General Discussion
In reply to the discussion: Kerry gives Netanyahu a well-deserved diplomatic slap in the face [View all]JDPriestly
(57,936 posts)Some of them received monetary compensation for their losses.
How to compensate for lost property is something that must be negotiated. It's easily resolved if people really have keys and deeds and were never compensated for their losses.
As I see it, the problem is the Palestinians who claim the right to return but have no concrete proof of ownership of property in the past. It is hard to calculate or prove their losses and determine just compensation. It is also hard to know who actually sold their property to Jewish people at some point (and many may have done this). All of that can be negotiated.
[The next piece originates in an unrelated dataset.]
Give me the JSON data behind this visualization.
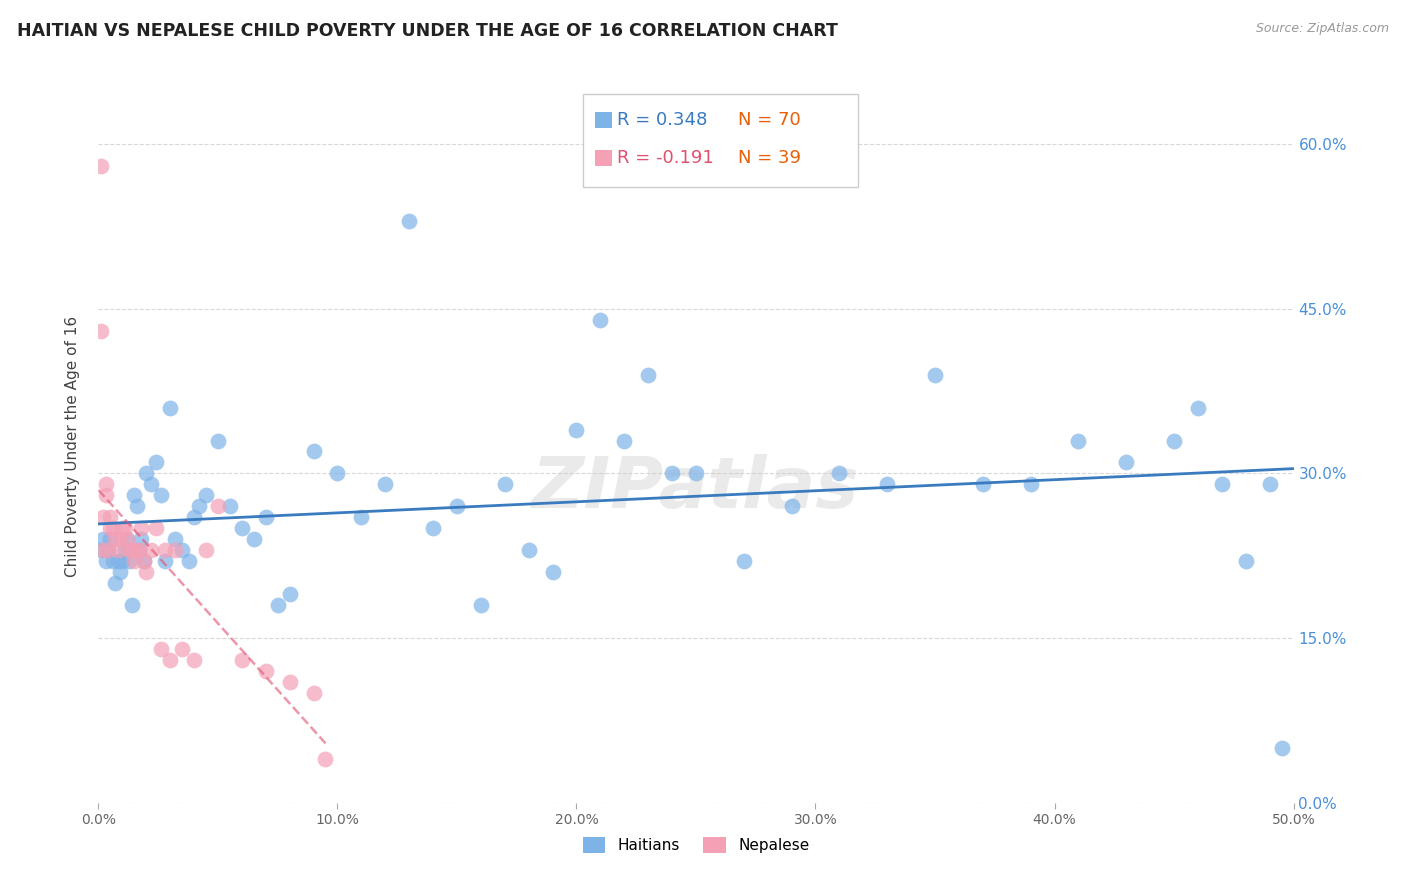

Israel wants security. Palestine has thus far not be willing to negotiate that. We shall see how it turns out, but Palestinians cannot claim that Kerry does not understand the situation.
In my view, although Israel has the upper hand in military terms, negotiations really rest on the willingness and ability of the Palestinians to guarantee Israel's security under whatever terms are agreed to. Therein lies the rub.
Israel can be forced to comply with an agreement. Palestine -- not so much. And Israel cannot be expected to accept an agreement knowing it must comply but Palestine can do whatever it wants.
So Kerry is doing a good job. I trust that he will be just as tough with the Palestinians as he is being with the Israelis. Both sides have a lot of work to do.
I have said this on DU before. In the mid 1960s, I lived in the Alsace-Lorraine. That was an area that had been fought over by the French and Germans for a long, long, long, long time. The area was officially French, but the people there still spoke French and/or German and kind of a combination when I lived there. The two peoples were living in peace in spite of old grudges and injuries.
I hope that Palestine and Israel can work out their situation as the Alsace-Lorraine has. But I think it will take a very long time to achieve that. The two-nation solution can take many forms. But people need to be able to lead their lives in peace and in the present and let go of the anger of the past. As the Palestinians who lived in Israel at one time and the Israelis who remember Europe and the US as their homes gradually fade out of the picture, their children and grandchildren will approach the situation with new understanding. That is my expectation.